On one level there is basic human decency to consider. Victor is stuck in the past and is pretty annoying, but at the same time he’s just an honest bloke trying to make his way and do the right thing. That he is willing to change his wrestling persona to The Fiddler (you won’t believe you can laugh so much at a pedophile joke, but laugh you will, I promise) speaks volumes about his vulnerability and the TV exec’s oblivion to it.

But on another level – and this is where I saw several audience members sit forward attentively – there is the question of the nature of television and who, exactly, is dictating what we are fed. Wrestling is the topic in what turns into a heated debate, but it’s also about b-grade drama, reality shows, current affairs shows and those idiotic late night quiz things. Why does it all exist? Who is to blame?

There are many memorable lines in this well-cast play. Switch off the television. Go see some real entertainment.

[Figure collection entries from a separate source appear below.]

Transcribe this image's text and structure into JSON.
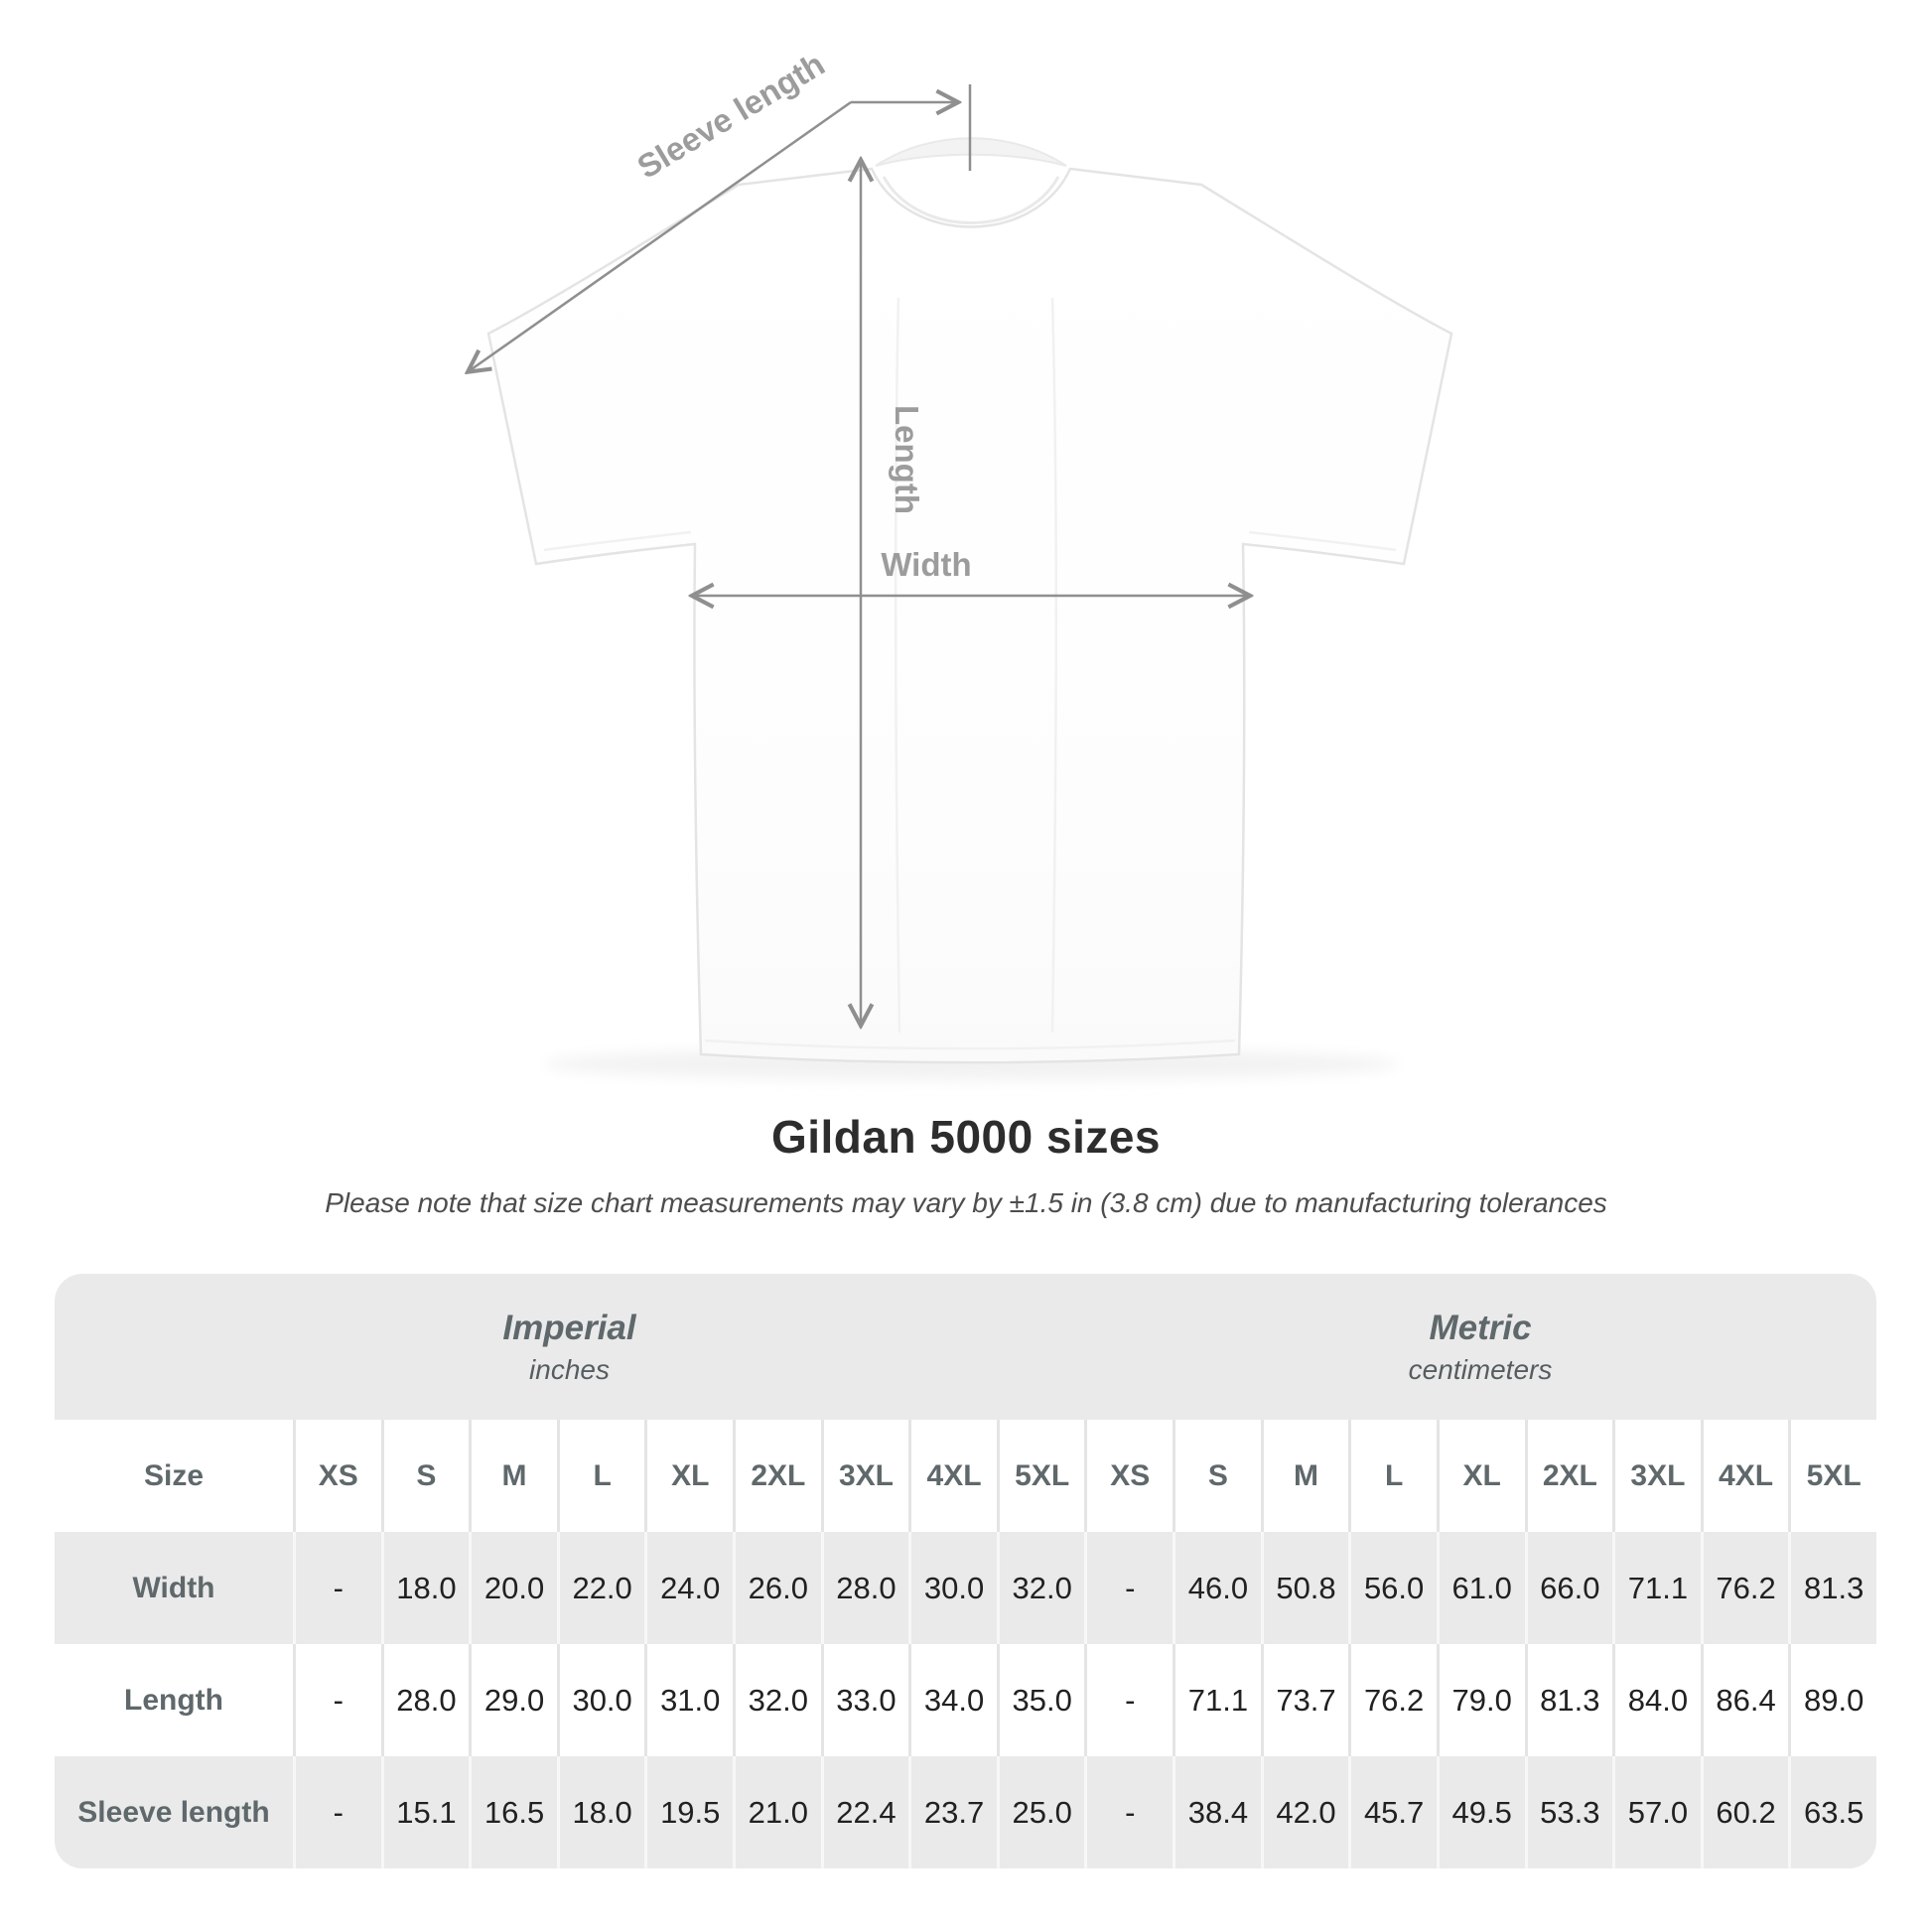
{
  "chart_data": {
    "type": "table",
    "title": "Gildan 5000 sizes",
    "subtitle": "Please note that size chart measurements may vary by ±1.5 in (3.8 cm) due to manufacturing tolerances",
    "unit_groups": [
      {
        "label": "Imperial",
        "units": "inches"
      },
      {
        "label": "Metric",
        "units": "centimeters"
      }
    ],
    "size_column_header": "Size",
    "sizes": [
      "XS",
      "S",
      "M",
      "L",
      "XL",
      "2XL",
      "3XL",
      "4XL",
      "5XL"
    ],
    "rows": [
      {
        "label": "Width",
        "imperial": [
          "-",
          "18.0",
          "20.0",
          "22.0",
          "24.0",
          "26.0",
          "28.0",
          "30.0",
          "32.0"
        ],
        "metric": [
          "-",
          "46.0",
          "50.8",
          "56.0",
          "61.0",
          "66.0",
          "71.1",
          "76.2",
          "81.3"
        ]
      },
      {
        "label": "Length",
        "imperial": [
          "-",
          "28.0",
          "29.0",
          "30.0",
          "31.0",
          "32.0",
          "33.0",
          "34.0",
          "35.0"
        ],
        "metric": [
          "-",
          "71.1",
          "73.7",
          "76.2",
          "79.0",
          "81.3",
          "84.0",
          "86.4",
          "89.0"
        ]
      },
      {
        "label": "Sleeve length",
        "imperial": [
          "-",
          "15.1",
          "16.5",
          "18.0",
          "19.5",
          "21.0",
          "22.4",
          "23.7",
          "25.0"
        ],
        "metric": [
          "-",
          "38.4",
          "42.0",
          "45.7",
          "49.5",
          "53.3",
          "57.0",
          "60.2",
          "63.5"
        ]
      }
    ]
  },
  "diagram": {
    "labels": {
      "sleeve_length": "Sleeve length",
      "length": "Length",
      "width": "Width"
    }
  },
  "colors": {
    "table_band_gray": "#eaeaea",
    "header_text": "#5f686b",
    "value_text": "#212121",
    "annotation_line": "#8f8f8f",
    "annotation_text": "#9c9c9c",
    "title_text": "#2d2d2d"
  }
}
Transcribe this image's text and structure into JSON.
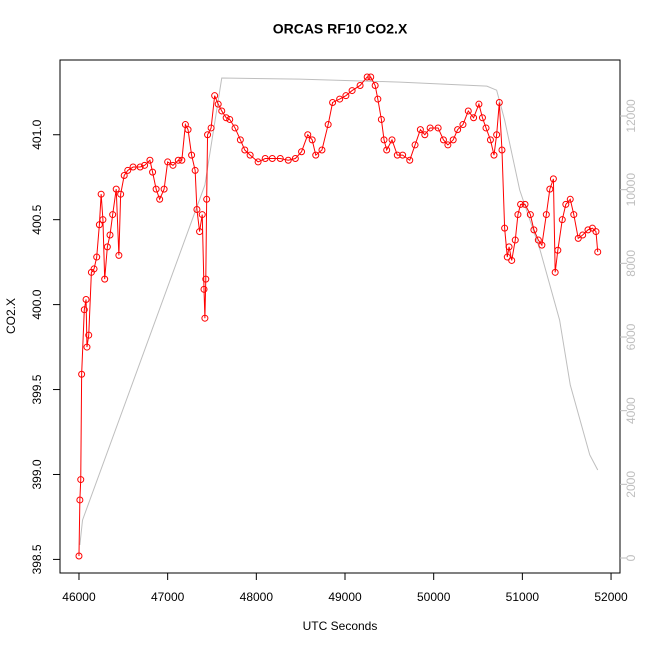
{
  "chart_data": {
    "type": "line",
    "title": "ORCAS RF10 CO2.X",
    "x_label": "UTC Seconds",
    "y_label": "CO2.X",
    "xlim": [
      45786,
      52101
    ],
    "xticks": [
      46000,
      47000,
      48000,
      49000,
      50000,
      51000,
      52000
    ],
    "ylim": [
      398.42,
      401.44
    ],
    "yticks": [
      398.5,
      {
        "value": 399,
        "label": "399.0"
      },
      399.5,
      {
        "value": 400,
        "label": "400.0"
      },
      400.5,
      {
        "value": 401,
        "label": "401.0"
      }
    ],
    "y2lim": [
      -407,
      13520
    ],
    "y2ticks": [
      0,
      2000,
      4000,
      6000,
      8000,
      10000,
      12000
    ],
    "y2_color": "#bebebe",
    "series": [
      {
        "color": "#ff0000",
        "marker": "circle",
        "x": [
          46000,
          46010,
          46020,
          46030,
          46060,
          46080,
          46090,
          46110,
          46140,
          46170,
          46200,
          46230,
          46250,
          46270,
          46290,
          46320,
          46350,
          46380,
          46420,
          46450,
          46470,
          46510,
          46550,
          46610,
          46690,
          46740,
          46800,
          46830,
          46870,
          46910,
          46960,
          47000,
          47060,
          47120,
          47160,
          47200,
          47230,
          47270,
          47310,
          47330,
          47360,
          47390,
          47410,
          47420,
          47430,
          47440,
          47450,
          47490,
          47530,
          47570,
          47610,
          47660,
          47700,
          47760,
          47820,
          47870,
          47930,
          48020,
          48100,
          48180,
          48270,
          48360,
          48440,
          48510,
          48580,
          48630,
          48670,
          48740,
          48810,
          48860,
          48940,
          49010,
          49080,
          49170,
          49250,
          49290,
          49340,
          49370,
          49410,
          49440,
          49470,
          49530,
          49590,
          49650,
          49730,
          49790,
          49850,
          49900,
          49960,
          50050,
          50110,
          50160,
          50220,
          50270,
          50330,
          50390,
          50450,
          50510,
          50550,
          50590,
          50640,
          50680,
          50710,
          50740,
          50770,
          50800,
          50830,
          50850,
          50880,
          50920,
          50950,
          50980,
          51030,
          51090,
          51130,
          51180,
          51220,
          51270,
          51310,
          51350,
          51370,
          51400,
          51450,
          51490,
          51540,
          51580,
          51630,
          51680,
          51740,
          51790,
          51830,
          51850
        ],
        "values": [
          398.52,
          398.85,
          398.97,
          399.59,
          399.97,
          400.03,
          399.75,
          399.82,
          400.19,
          400.21,
          400.28,
          400.47,
          400.65,
          400.5,
          400.15,
          400.34,
          400.41,
          400.53,
          400.68,
          400.29,
          400.65,
          400.76,
          400.79,
          400.81,
          400.81,
          400.82,
          400.85,
          400.78,
          400.68,
          400.62,
          400.68,
          400.84,
          400.82,
          400.85,
          400.85,
          401.06,
          401.03,
          400.88,
          400.79,
          400.56,
          400.43,
          400.53,
          400.09,
          399.92,
          400.15,
          400.62,
          401.0,
          401.04,
          401.23,
          401.18,
          401.14,
          401.1,
          401.09,
          401.04,
          400.97,
          400.91,
          400.88,
          400.84,
          400.86,
          400.86,
          400.86,
          400.85,
          400.86,
          400.9,
          401.0,
          400.97,
          400.88,
          400.91,
          401.06,
          401.19,
          401.21,
          401.23,
          401.26,
          401.29,
          401.34,
          401.34,
          401.29,
          401.21,
          401.09,
          400.97,
          400.91,
          400.97,
          400.88,
          400.88,
          400.85,
          400.94,
          401.03,
          401.0,
          401.04,
          401.04,
          400.97,
          400.94,
          400.97,
          401.03,
          401.06,
          401.14,
          401.1,
          401.18,
          401.1,
          401.04,
          400.97,
          400.88,
          401.0,
          401.19,
          400.91,
          400.45,
          400.28,
          400.34,
          400.26,
          400.38,
          400.53,
          400.59,
          400.59,
          400.53,
          400.44,
          400.38,
          400.35,
          400.53,
          400.68,
          400.74,
          400.19,
          400.32,
          400.5,
          400.59,
          400.62,
          400.53,
          400.39,
          400.41,
          400.44,
          400.45,
          400.43,
          400.31
        ]
      },
      {
        "color": "#bebebe",
        "axis": "y2",
        "x": [
          46010,
          46040,
          47420,
          47610,
          48490,
          49620,
          50600,
          50710,
          50800,
          50970,
          51200,
          51420,
          51540,
          51650,
          51760,
          51850
        ],
        "values": [
          353,
          1030,
          10127,
          13030,
          13000,
          12920,
          12810,
          12700,
          11890,
          9990,
          8360,
          6460,
          4700,
          3750,
          2800,
          2390
        ]
      }
    ]
  }
}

Until 28 October, Darlinghurst Theatre, Potts Point

4 comments:

Anonymous said...

Even if you're not supposed to drink, those theatre-types are all alcoholics anyway. They won't notice...

Quick said...

I think you're onto something, Pure Gin. It's second nature. I was late but still said "There's a ticket for me, no plus one tonight, and you, idle barman, pour me my wine."

Guyana-Gyal said...

Ahhh, what a life, what a life. Plays, Sydney, theatre...Kings Cross...I wonder if that young fruit vendor is still there, where the beautiful girl awaits her...well, whatever she was waiting for.

Quick said...

Yes GG, I have plenty to be grateful for.